June 26, 2012
Carter-Cohn will correlate linguistics and singing through analysis of Nigerian choruses.
By Sherrie Voss Matthews, International Media and Marketing Coordinator
Aaron Carter-Cohn discovered a challenge at the intersection of language and music.
The 2011 UTSA graduate earned his master’s in music (conducting) while working as an organist and choirmaster at St. Francis Episcopal Church in San Antonio. His time at St. Francis exposed him to a wide variety of musical forms -- everything from Iraqi rap to African choruses.
A meeting with a Nigerian choir at a conference in China, Carter-Cohn was inspired to travel to Nigeria to teach and learn, all the while exploring the multiple languages and dialects of its people.
|John Paul Ochei (left) and Aaron Carter-Cohn|
During the fall of 2011, he lectured at the University of Lagos, sang with choirs at the Cathedral Church of Christ and the Musical Society of Nigeria, and performed as a pianist and organist.
“Nigeria is building a society that peacefully integrates a large number of ethnolinguistic cultures,” Carter-Cohn explains. “Minimizing differences is a priority, and very few have the luxury of emphasizing their cultural identity.”
Nigeria is one of the most ethnically and linguistically diverse countries in the world. Barely more than 50 years old, there has been progress since the civil war and ethnic conflict of the 1960s, in which millions died many due to starvation.
“A land of more than 500 languages and dialects, Nigeria is rich with level-tone languages, in which tone contrast differentiates words that are otherwise the same,” Carter-Cohn explains. “Nigerian composer, Laz Ekwueme, provides the following example from the Igbo language:
/ ákwá /(high-high tones), sorrow, tears, crying, weeping;
/ ákwà/(high-low tones), cloth, clothes, dress, fabric;
/ àkwà/(low-low tones), bed, bridge;
/ àkwá / (low-high tones), egg.
“The spoken intonation has significant bearing on the singing and music-making of the region, and because music so permeates the culture, the relationship may be reciprocal,” adds Carter-Cohn.
|Lagos Brass Band|
His plans to teach and begin doctoral work in music theory at The Ohio State University this fall took an abrupt turn when he learned that he’d been granted a Fulbright.

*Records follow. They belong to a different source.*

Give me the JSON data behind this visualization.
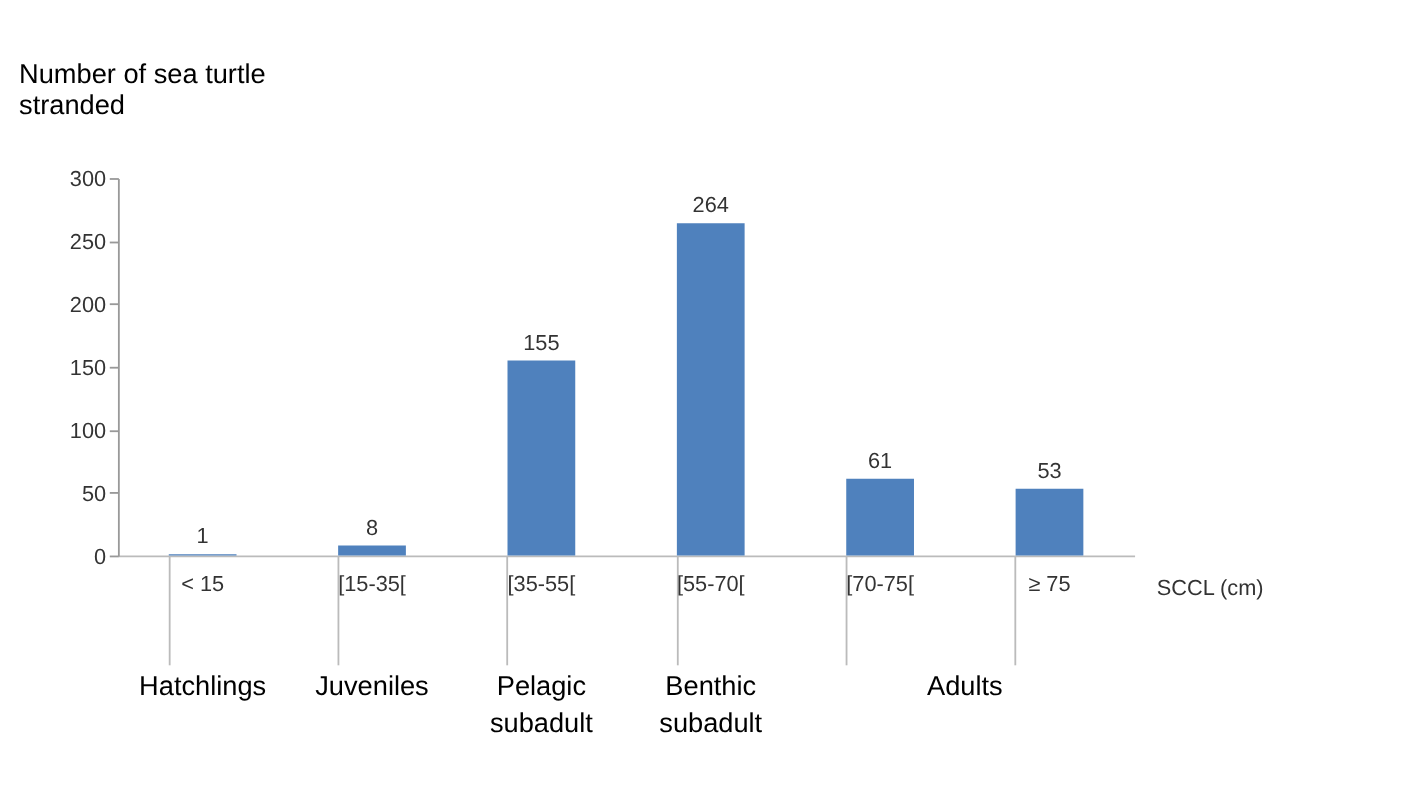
{
  "chart_data": {
    "type": "bar",
    "ylabel": "Number of sea turtle stranded",
    "xlabel": "SCCL (cm)",
    "categories": [
      "< 15",
      "[15-35[",
      "[35-55[",
      "[55-70[",
      "[70-75[",
      "≥ 75"
    ],
    "values": [
      1,
      8,
      155,
      264,
      61,
      53
    ],
    "color": "#4f81bd",
    "ylim": [
      0,
      300
    ],
    "yticks": [
      0,
      50,
      100,
      150,
      200,
      250,
      300
    ],
    "data_labels": true,
    "grid": false,
    "annotations": [
      "Hatchlings",
      "Juveniles",
      "Pelagic subadult",
      "Benthic subadult",
      "Adults"
    ]
  }
}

Ohio State has allowed him to spend part of 2013 in Nigeria on the Fulbright fellowship. The Fulbright will allow him the luxury of time. He will teach at the University of Lagos and begin his research into the systematic organization of sounds in the languages of Nigerian music.
“I'm less concerned with identifying external influences than understanding how the languages of Nigeria are musical,” Carter-Cohn says of his research.
“As English usage increases, choruses remain a refuge for the many languages of Nigeria,” Carter-Cohn explains. Many Nigerians are tri-lingual: their native tongue, pidgin English (the vernacular in the cities), and English. Some indigenous languages are becoming extinct as speaking English becomes essential in everyday life.
“[Praise choruses] are a distillation of the tones and rhythms of a language, transcending boundaries of faith, ethnicity, and nation,” Carter-Cohn explains. “I have heard Muslims adapt a traditionally Christian chorus and vice-versa, an Igbo man sing in Efik, Hausa, and Yoruba, and refugees from East Africa sing Igbo choruses. If choruses are the form of transmission through which languages are shared and learned, then a better understanding of the relationship between phonology and singing is essential.”
Carter-Cohn will use an empirical approach, using specialized microphones to produce highly accurate transcriptions of both speech and singing. The data will help him determine the relationship between speech rhythms and intonation and singing. The tonal quality of language affects how music is made; Carter-Cohn wants to gather further insight into this phenomenon.
Carter-Cohn says the musicians of Nigeria have impressive skills that inspired him to become a better musician.
“Nigerian musicians have incredible ears, what we call aural skills in music academia,” Carter-Cohn says. “Nigerian church organists can typically recall numerous hymns from memory and play them in any key. This is true of many highlife and juju tunes as well.
“Because sheet music is not widely available, and when it’s around it has been photocopied so many times it has faded, I had to adapt a great deal. I’ve always been able to play by ear for my own amusement or in informal jam sessions, but to be dependent on those skills in formal contexts when many were depending on me was very new. It was challenging but rewarding as a keyboardist, and very freeing as a conductor.”
Carter-Cohn was honored at UTSA as a Presidential Scholar and Alvarez Research Fellow.
Carter-Cohn also filmed and edited two documentaries: "At Home with Music: Burundian Refugees in America" and "Texas Celebrates Fifty Years of Nigerian Independence."
Sponsored by the United States Department of State, Bureau of Educational and Cultural Affairs, the Fulbright Program provides funding for students, scholars, teachers, and professionals to undertake graduate study, advanced research, university teaching, and teaching in elementary and secondary schools.